Oh, you want to know about that?! Ok, so at this point, this will turn PG-13, so if you have any children around, stop reading aloud (it would actually be weird if you are doing so!). Here is the story: I did something wrong. I wrote the letter WOW in Arabic from bottom up (Yes! We do have a letter WOW in Arabic, and we also have a letter YAA!!!!, but you will never learn these cool letters because they come after the letters KKHAAA and TDHAAAD and GHghayn so you will probably give up early on in the Arabic alphabet before you get to them). Apparently, there was an international agreement that I missed that resolved to

write the WOW from top to bottom. I was called to the blackboard. I think that was the first public performance in my life. After I finished writing the WOW, the teacher stared at me in anger! She fumed! I couldn’t understand why. It is the first letter of my name, so I was sure I wrote the right letter. – She came up to me and snatched my ear with her fingers, pulled, twisted, and squeezed with the all the might that the Lord Jesus Christ has bestowed upon her. Her fingernail went into my flesh and I bled. Well, now I write my WOW from top to bottom, so well done Sister! My father actually came to school and all I remember is his stance at the door with his black suit and his manly full moustache next to the headmaster, while the teacher apologized to me in front of the class. I don’t know which experience was more traumatizing to me: the public ear-pinching or the public apology of my teacher who will continue to teach me for the rest of the year in humiliation!
As a branch manager of the National Bank of Abu Dhabi, a newly expanding government bank in a newly formed country (1973 was the formation of the United Arab Emirates), my father had to move a lot, accepting promotions and managing new branches.
In 1981, we moved.
Sand and beach … that is what fills my early childhood memories in a place called Ajman. Amidst that canvas of sand and salty beach under the scorching sun, I can barely recall other memories. They are all happy images of playing on the beach between the sand and the sun. I went to the Ajman Model Elementary School in first grade. I recall nothing from the school, except my box of pencils and instruments that had the Arab World map on it.

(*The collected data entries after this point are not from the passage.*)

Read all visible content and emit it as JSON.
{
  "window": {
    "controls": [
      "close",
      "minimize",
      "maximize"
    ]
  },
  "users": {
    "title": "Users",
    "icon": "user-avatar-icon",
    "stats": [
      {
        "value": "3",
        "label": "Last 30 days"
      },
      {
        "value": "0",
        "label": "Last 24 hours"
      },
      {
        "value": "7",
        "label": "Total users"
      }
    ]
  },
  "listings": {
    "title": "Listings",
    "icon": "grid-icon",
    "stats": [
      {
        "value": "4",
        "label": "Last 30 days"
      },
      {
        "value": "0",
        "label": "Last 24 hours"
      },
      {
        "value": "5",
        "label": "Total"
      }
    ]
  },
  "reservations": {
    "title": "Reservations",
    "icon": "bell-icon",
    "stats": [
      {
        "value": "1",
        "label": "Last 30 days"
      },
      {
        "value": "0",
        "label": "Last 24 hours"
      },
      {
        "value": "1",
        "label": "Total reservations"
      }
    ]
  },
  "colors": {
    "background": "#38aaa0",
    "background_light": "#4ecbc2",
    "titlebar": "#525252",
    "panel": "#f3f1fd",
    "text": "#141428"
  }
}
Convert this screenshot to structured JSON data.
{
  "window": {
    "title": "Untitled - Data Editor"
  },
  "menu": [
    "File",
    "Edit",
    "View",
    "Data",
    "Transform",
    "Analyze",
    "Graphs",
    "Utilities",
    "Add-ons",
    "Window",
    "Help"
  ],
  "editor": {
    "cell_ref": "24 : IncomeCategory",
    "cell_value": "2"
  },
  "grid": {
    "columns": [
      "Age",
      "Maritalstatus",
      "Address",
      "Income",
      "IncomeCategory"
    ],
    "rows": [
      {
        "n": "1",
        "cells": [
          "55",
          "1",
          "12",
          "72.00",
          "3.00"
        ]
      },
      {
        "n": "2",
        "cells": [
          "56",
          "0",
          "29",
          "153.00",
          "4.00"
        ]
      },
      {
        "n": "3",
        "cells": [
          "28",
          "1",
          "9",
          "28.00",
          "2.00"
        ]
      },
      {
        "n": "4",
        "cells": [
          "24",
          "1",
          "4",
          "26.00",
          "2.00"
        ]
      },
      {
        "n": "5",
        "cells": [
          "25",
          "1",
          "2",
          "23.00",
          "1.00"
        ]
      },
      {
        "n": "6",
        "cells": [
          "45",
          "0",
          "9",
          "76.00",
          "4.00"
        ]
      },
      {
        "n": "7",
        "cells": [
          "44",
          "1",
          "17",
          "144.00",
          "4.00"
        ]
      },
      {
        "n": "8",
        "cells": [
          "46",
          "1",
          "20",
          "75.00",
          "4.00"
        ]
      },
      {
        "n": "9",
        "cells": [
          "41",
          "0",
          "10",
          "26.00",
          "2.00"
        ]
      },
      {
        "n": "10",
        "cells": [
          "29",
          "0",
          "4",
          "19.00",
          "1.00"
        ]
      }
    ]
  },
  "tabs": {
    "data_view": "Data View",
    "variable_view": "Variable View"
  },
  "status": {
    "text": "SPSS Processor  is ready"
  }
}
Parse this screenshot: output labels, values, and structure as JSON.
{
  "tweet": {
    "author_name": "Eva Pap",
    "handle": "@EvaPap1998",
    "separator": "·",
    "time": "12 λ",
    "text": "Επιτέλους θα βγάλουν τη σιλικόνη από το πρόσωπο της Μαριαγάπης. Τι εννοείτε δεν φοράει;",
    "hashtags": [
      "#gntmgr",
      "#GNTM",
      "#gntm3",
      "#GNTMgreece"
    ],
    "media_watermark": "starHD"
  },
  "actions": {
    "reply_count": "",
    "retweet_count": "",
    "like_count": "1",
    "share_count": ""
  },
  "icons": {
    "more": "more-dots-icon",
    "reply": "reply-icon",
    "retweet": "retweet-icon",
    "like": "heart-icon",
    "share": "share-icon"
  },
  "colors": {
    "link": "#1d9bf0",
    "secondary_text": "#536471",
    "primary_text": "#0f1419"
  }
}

You see, we were raised with the notion that all of the Arab World was one world which we were the citizens of. We have been submerged into concepts of Pan-Arabism and Islamic identity from childhood, and this was the way in which we perceived the world. This ideal happy vision of one Arab world, with no borders, intertwined itself like a vines over our innocence. Both chattered together once we were at an age that required a passport.